“No.” Linda Melajian shook her head. “I don’t see.”
“A child in a farm family in the eighteenth century with a critical and withholding mother could tell herself that her mother’s behavior didn’t mean her mother didn’t love her. It was only that there was so much work to do and so little food and worries always about money. A poor child of today can tell herself the same kinds of things. But a middle-class child… Paul Hazzard shrugged. “There’s no way to escape reality for the middle-class child. The middle-class child knows her mother doesn’t love her.”
“I don’t know,” Marci Devorkian said firmly. “There seems something off about all this to me.”
Candi Devorkian said, “Shhh!”
“I am ninety-seven years old,” Mrs. Vartenian said, “and I have lived long enough to say you are speaking nonsense.”
“Oh,” Candi Devorkian murmured. “Oh, dear.”
It was impossible to tell if Paul Hazzard would have taken on Mrs. Vartenian. The general consensus later was that Paul Hazzard was probably smarter than that. A man didn’t get very far as a psychologist—no matter how appealing his theories—without knowing something about people. Anyone on Cavanaugh Street could have told him that it was inadvisable to take on the old ladies unless you were willing to fight an emotional thermonuclear war. What interested Gregor was that Paul took this opportunity, and only this one, to stop the conversation. He had sailed right through Candida DeWitt’s arrival, not even pausing in his pronouncements to register Candida’s presence. His voice had sailed across the now-otherwise-quiet living room in the wake of Candida’s self-announcement. His arguments had been as reasonably stated and complete as if he’d been giving them on the podium of the main convention ballroom in the Hilton Hotel. Candida DeWitt might as well not have existed until he decided she did.
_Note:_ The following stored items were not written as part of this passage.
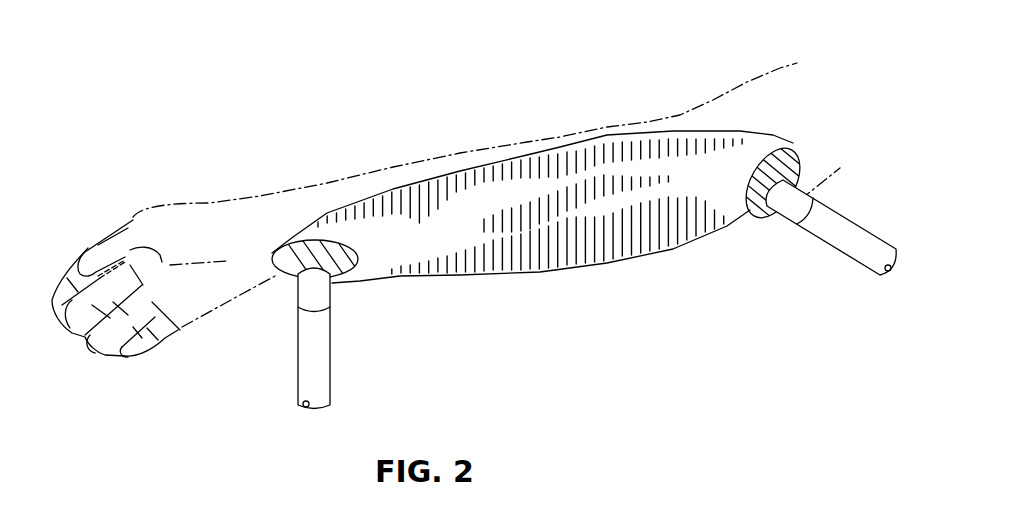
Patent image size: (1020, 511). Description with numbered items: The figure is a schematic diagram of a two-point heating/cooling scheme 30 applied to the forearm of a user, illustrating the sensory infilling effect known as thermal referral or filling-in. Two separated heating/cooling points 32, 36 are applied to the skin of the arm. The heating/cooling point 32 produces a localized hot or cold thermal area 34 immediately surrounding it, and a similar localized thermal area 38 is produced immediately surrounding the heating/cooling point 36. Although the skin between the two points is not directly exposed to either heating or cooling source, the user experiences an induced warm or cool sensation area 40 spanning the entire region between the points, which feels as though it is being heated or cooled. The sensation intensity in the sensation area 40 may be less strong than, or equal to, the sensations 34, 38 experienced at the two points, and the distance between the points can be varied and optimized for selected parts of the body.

The two-point heating/cooling scheme 30 is at (178, 58).
The heating/cooling point 32 is at (323, 292).
The localized hot or cold thermal area 34 is at (273, 250).
The heating/cooling point 36 is at (787, 217).
The localized thermal area 38 is at (790, 163).
The induced warm or cool sensation area 40 is at (527, 177).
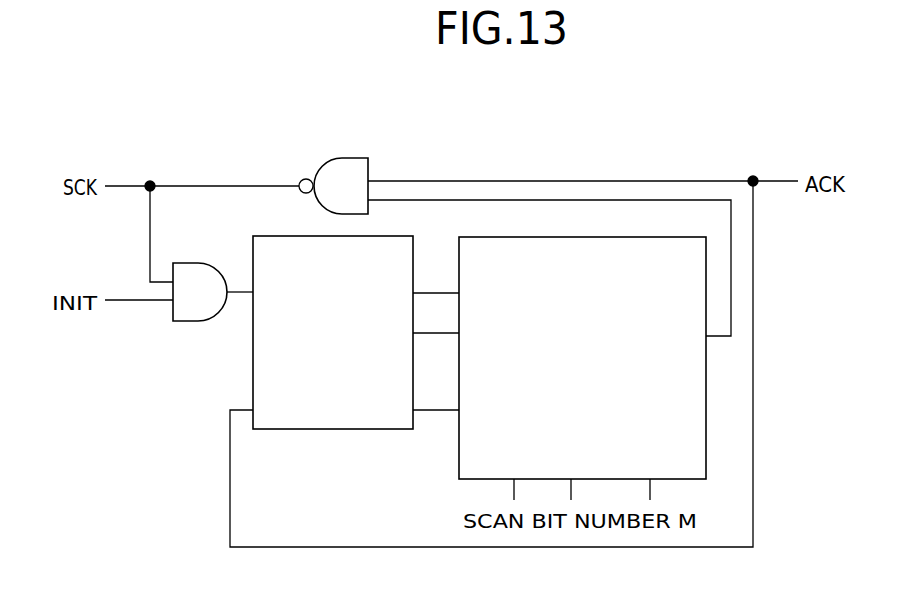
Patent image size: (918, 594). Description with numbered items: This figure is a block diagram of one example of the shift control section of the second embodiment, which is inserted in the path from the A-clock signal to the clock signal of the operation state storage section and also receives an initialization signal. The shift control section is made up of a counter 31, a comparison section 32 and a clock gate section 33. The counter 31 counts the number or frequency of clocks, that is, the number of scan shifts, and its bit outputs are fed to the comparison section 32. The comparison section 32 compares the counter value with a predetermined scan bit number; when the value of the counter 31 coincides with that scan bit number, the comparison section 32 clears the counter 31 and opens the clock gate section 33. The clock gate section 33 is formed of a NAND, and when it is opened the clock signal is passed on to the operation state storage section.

The counter 31 is at (252, 326).
The comparison section 32 is at (458, 447).
The clock gate section 33 is at (351, 158).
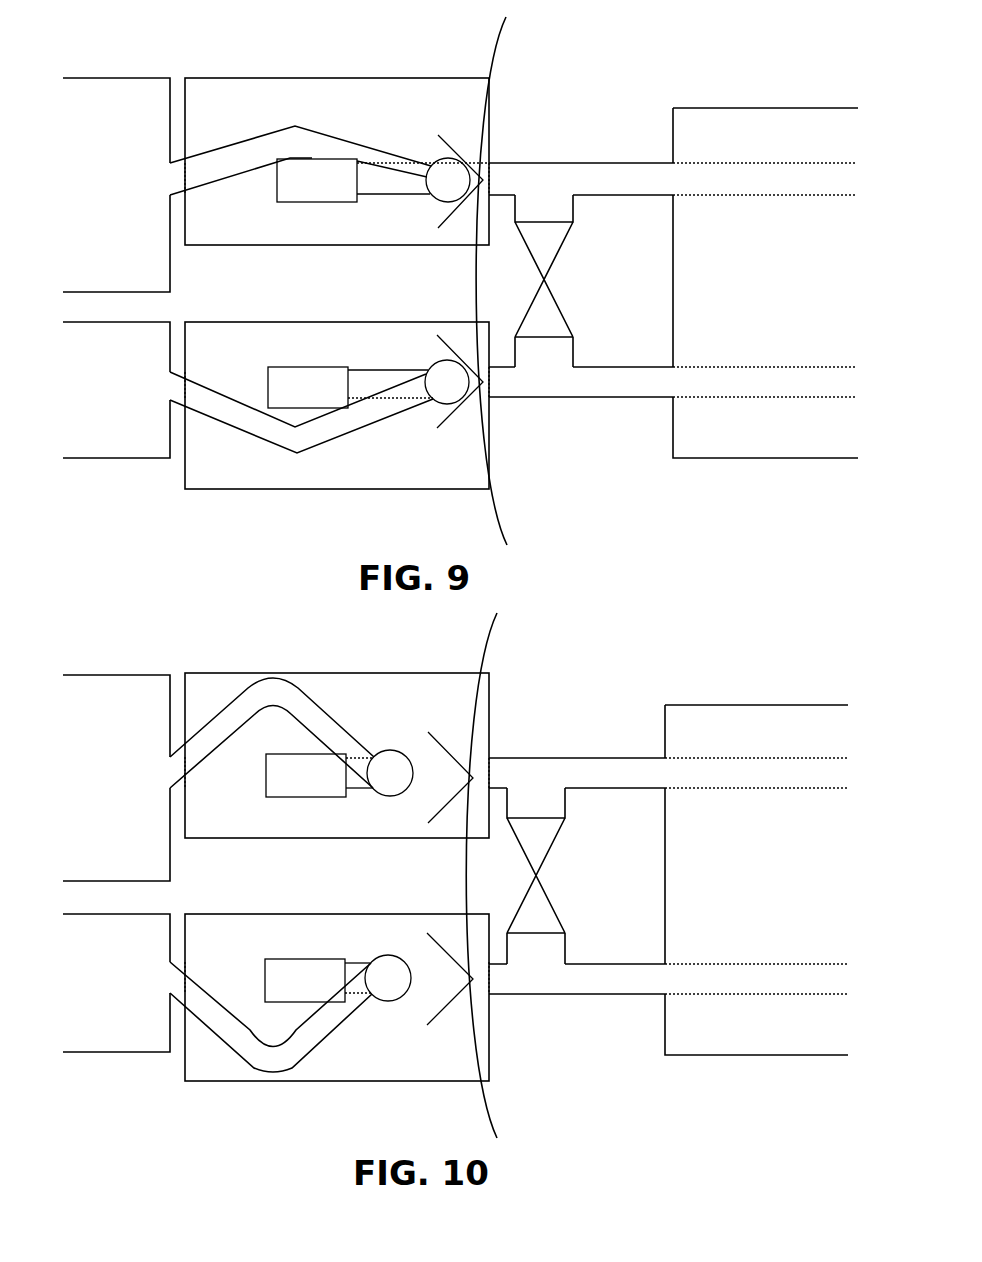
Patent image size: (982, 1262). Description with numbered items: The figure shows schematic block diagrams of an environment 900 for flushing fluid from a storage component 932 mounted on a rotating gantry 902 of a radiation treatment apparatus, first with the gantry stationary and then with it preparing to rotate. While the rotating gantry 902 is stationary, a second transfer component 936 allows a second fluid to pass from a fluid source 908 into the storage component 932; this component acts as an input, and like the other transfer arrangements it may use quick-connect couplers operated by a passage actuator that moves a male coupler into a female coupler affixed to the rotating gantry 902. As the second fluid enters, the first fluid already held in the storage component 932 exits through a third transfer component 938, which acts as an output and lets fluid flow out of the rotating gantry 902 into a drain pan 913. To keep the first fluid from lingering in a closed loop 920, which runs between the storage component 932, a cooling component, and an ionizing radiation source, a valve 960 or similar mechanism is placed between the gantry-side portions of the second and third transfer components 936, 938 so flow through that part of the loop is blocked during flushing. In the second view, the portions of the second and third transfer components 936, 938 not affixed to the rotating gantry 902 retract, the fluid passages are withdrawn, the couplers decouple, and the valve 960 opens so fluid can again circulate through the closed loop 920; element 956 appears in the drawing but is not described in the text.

In FIG. 9, the environment 900 is at (166, 38).
In FIG. 9, the rotating gantry 902 is at (483, 472).
In FIG. 10, the rotating gantry 902 is at (469, 710).
In FIG. 9, the fluid source 908 is at (93, 292).
In FIG. 10, the fluid source 908 is at (116, 778).
In FIG. 9, the drain pan 913 is at (100, 458).
In FIG. 10, the drain pan 913 is at (116, 983).
In FIG. 9, the closed loop 920 is at (568, 163).
In FIG. 10, the closed loop 920 is at (557, 758).
In FIG. 9, the storage component 932 is at (760, 108).
In FIG. 10, the storage component 932 is at (756, 880).
In FIG. 9, the second transfer component 936 is at (307, 78).
In FIG. 10, the second transfer component 936 is at (329, 733).
In FIG. 9, the third transfer component 938 is at (272, 488).
In FIG. 10, the third transfer component 938 is at (262, 1081).
In FIG. 10, the one-way valve 956 is at (450, 731).
In FIG. 9, the valve 960 is at (545, 280).
In FIG. 10, the valve 960 is at (535, 875).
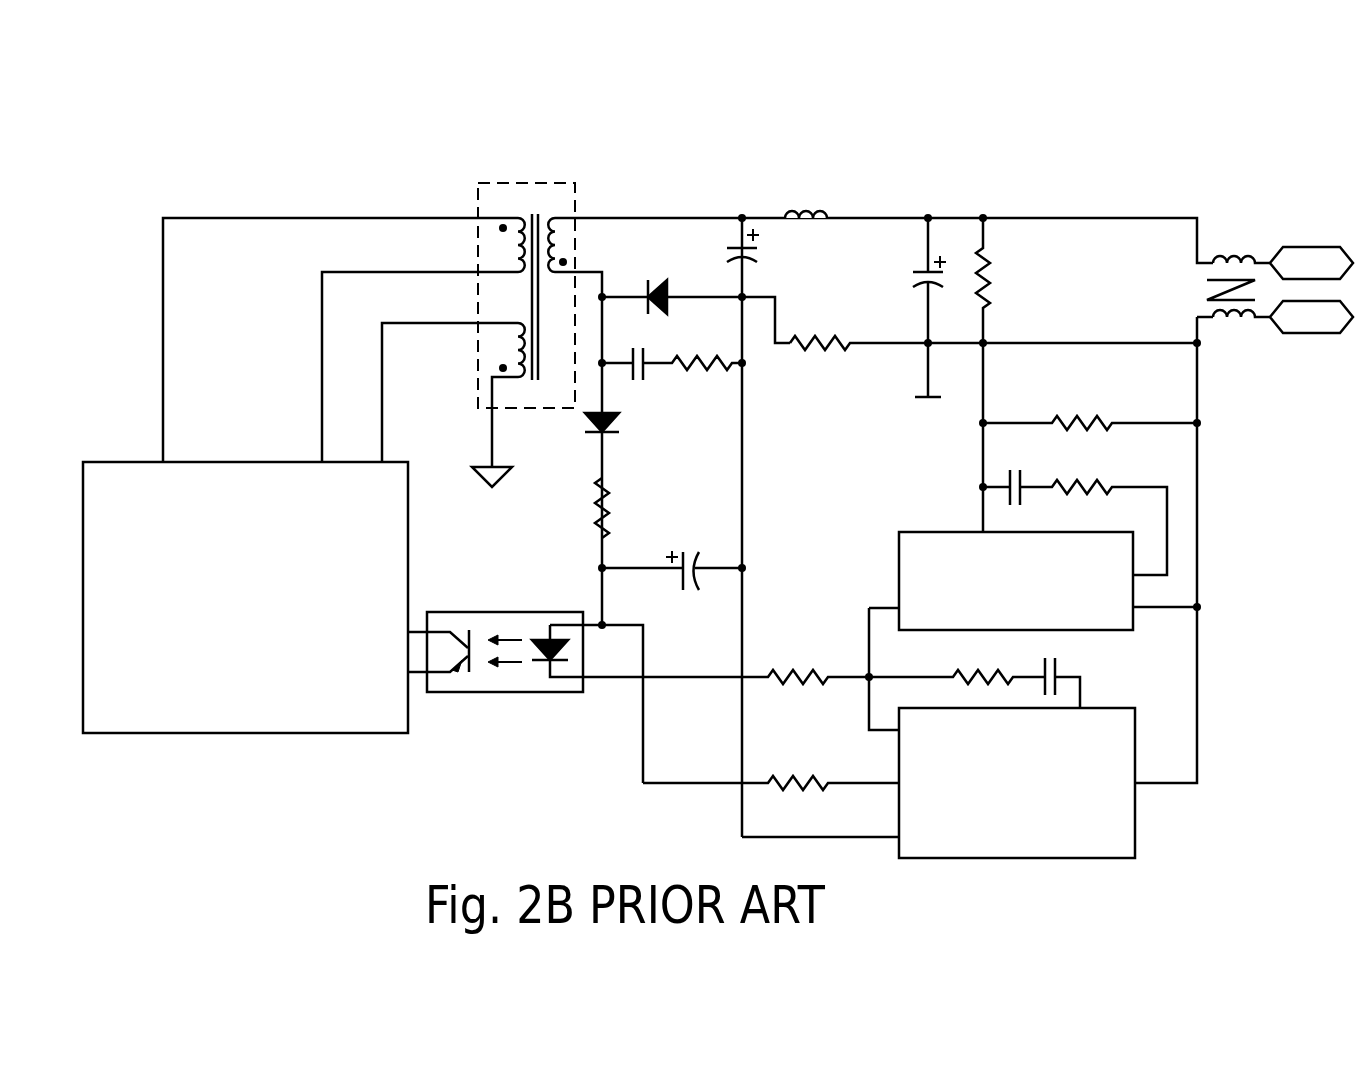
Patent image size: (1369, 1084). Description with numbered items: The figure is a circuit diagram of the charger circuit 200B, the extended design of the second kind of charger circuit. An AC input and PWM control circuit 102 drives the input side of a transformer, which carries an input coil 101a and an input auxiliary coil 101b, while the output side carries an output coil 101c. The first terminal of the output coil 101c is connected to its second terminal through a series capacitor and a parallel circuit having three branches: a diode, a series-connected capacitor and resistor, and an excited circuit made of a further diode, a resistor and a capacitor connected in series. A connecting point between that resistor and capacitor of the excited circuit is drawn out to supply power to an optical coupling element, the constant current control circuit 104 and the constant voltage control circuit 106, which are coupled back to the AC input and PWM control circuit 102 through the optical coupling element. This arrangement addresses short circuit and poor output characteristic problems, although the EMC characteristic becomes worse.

The charger circuit 200B is at (802, 85).
The input coil 101a is at (500, 250).
The input auxiliary coil 101b is at (500, 344).
The output coil 101c is at (557, 236).
The AC input and PWM control circuit 102 is at (300, 718).
The constant current control circuit 104 is at (1133, 597).
The constant voltage control circuit 106 is at (1135, 757).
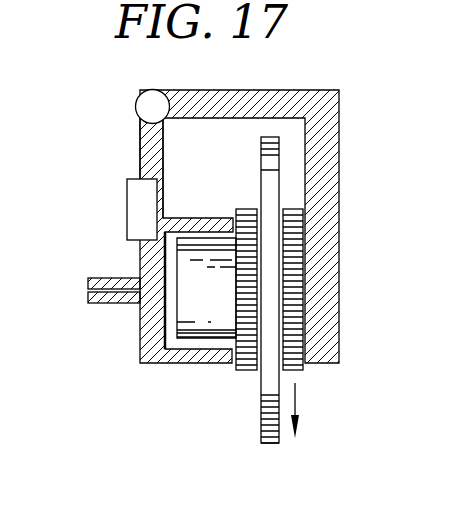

Candi Devorkian’s distressed “Oh, dear” still seemed to be floating through the air. Paul Hazzard turned away from her and her sisters and faced Candida with a noncommittal smile on his face. He looked as if he were addressing a saleslady. Candida, Gregor thought, had been subjected to this act before. She looked amused.
“Well,” Paul said. “Candida. I didn’t know you and Hannah were friends.”
“We’ve never met before tonight,” Candida said.
Paul Hazzard hesitated, frowning. This was not what he had expected. He didn’t understand what he was supposed to do next.
“Well,” he said again. “I’m at a loss. You have an invitation.”
“Of course.”
“Where did you get it?”
“It came to my mailbox in Bryn Mawr,” Candida told him. “The way you would expect I’d get it.”
Paul turned uncertainly to Hannah, who was standing just a little behind him. Gregor had never seen her face look so mutinous, so angry and upset. The contrast between Hannah and Candida DeWitt made Gregor uneasy. Candida was such a physically lovely woman. Hannah was so… solid.
Paul turned toward Hannah and raised an eyebrow. “Did you—?”
Hannah shook her head. “If Miss DeWitt is a friend of yours—”
“Mrs.,” Candida said.
“If she is a friend of yours,” Hannah went on doggedly, “then I am happy to have her here, Paul, but I did not send the invitation. I couldn’t have. I didn’t know who she was.”
“I’m not a friend of Paul’s,” Candida said. “At least, I’m not anymore. He barely speaks to me.”
“That’s not true,” Paul said quickly.
“I find it all very odd, really,” Candida went on pleasantly. “Under the circumstances, it should be me who isn’t speaking to him. After all, I’m not the one who tried to convince the police that he was the perpetrator in a murder they thought I’d committed.”
“I don’t get it,” Traci Devorkian said loudly.
It was about time somebody intervened. Gregor kept expecting Bennis to leap up and do something. She wasn’t moving. He got up instead. He was so bad at these things. It might really be much better if he went to the bathroom and forgot the whole thing.
At his side, Bob Cheswicki said, “Well, now I know why she’s worth all the dough she gets. Holy cow.”
Gregor wondered where Bob Cheswicki had come from. A moment before, he had been near the group around Paul Hazzard. It was as if he’d melted away from the scene of the action as soon as there was a sign of trouble. Some policeman he was turning out to be. That’s what became of spending all your time behind a desk.